Coronavirus: Investors Brace for an Economic Blow
Emad Mostaque, Founder / CEO, Symmitree
Feb 4, 2020 Wealthy investors and family offices may have to brace themselves for a severe correction in global trade, travel and consumption as China’s Coronavirus outbreak reaches epidemic proportions.
The World Health Organization recently classified the virus as a global health emergency, as the number of verified inflections crossed 11,374 and the number of fatalities crossed 259 worldwide. Several countries, including Italy and the United States, have issued travel warnings against going to China, while Russia has effectively shut its southern border with the nation.
Meanwhile, China has implemented an unprecedented shutdown of several cities and industrial hubs. Google, Tesla and Disney have temporarily suspended operations in the country, according to reports by the BBC and the Verge. Economists now expect this to have a chilling effect on China’s industrial production and consumption, which could have a knock-on effect on global financial markets. China may have already lost two percentage points of GDP growth and $60 billion in the current quarter as a direct result of the outbreak, according to CNN. These figures are starting to worry foriegn investors.
“Between meetings Davos last week and with epidemiologist friends this week I now have enough information on the coronarvirus outbreak to be seriously concerned,” said London-based Emad Mostaque, the CEO of fintech startup Symmitree and a former hedge fund investment officer.
Mostaque believes the epidemic’s impact could be similar to the economic fallout from the 2003 outbreak of SARS (Severe Acute Respiratory Syndrome). However, Coronavirus has already infected far more people than SARS and the economic impact could be much more severe, according to an estimate by Bloomberg.

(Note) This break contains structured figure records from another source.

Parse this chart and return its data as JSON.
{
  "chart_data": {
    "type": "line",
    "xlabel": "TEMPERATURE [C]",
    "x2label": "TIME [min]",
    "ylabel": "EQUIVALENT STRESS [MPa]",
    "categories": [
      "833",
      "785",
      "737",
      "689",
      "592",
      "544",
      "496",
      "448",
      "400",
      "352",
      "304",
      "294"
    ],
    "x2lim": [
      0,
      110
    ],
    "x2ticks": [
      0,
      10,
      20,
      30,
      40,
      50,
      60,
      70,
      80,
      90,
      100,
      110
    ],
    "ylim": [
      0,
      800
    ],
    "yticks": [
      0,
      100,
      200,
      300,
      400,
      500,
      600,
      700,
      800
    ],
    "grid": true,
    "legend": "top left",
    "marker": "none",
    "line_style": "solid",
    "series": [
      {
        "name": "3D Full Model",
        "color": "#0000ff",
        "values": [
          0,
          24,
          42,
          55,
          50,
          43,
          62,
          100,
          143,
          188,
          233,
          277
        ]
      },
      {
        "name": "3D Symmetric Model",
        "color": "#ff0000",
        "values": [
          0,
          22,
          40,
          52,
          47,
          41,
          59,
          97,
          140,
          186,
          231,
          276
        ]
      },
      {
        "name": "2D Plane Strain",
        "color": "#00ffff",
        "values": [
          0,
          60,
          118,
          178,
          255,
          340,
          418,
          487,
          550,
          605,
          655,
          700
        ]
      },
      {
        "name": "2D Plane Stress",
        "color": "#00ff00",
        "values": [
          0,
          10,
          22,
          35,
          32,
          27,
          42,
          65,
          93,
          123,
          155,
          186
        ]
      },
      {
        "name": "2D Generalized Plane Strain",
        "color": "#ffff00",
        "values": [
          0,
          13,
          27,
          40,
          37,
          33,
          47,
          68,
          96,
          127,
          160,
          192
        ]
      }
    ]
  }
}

China’s contribution to global GDP has jumped from 4% to 17% since the SARS epidemic, which means a lockdown in China will have a broader impact on global investors this time. Meanwhile, the global economy has become more interdependent and stock market valuations are at an all-time high which makes ‘black swan’ events like a viral outbreak more risky for asset prices, according to a research note by Seema Shah, chief strategist at Principal Global Investors,.
“This fits into the category of known unknown,” said Mostaque, when asked if institutional investors could mitigate the risks. “Bonds would be the asset of choice along with gold and simply cash for optionality.”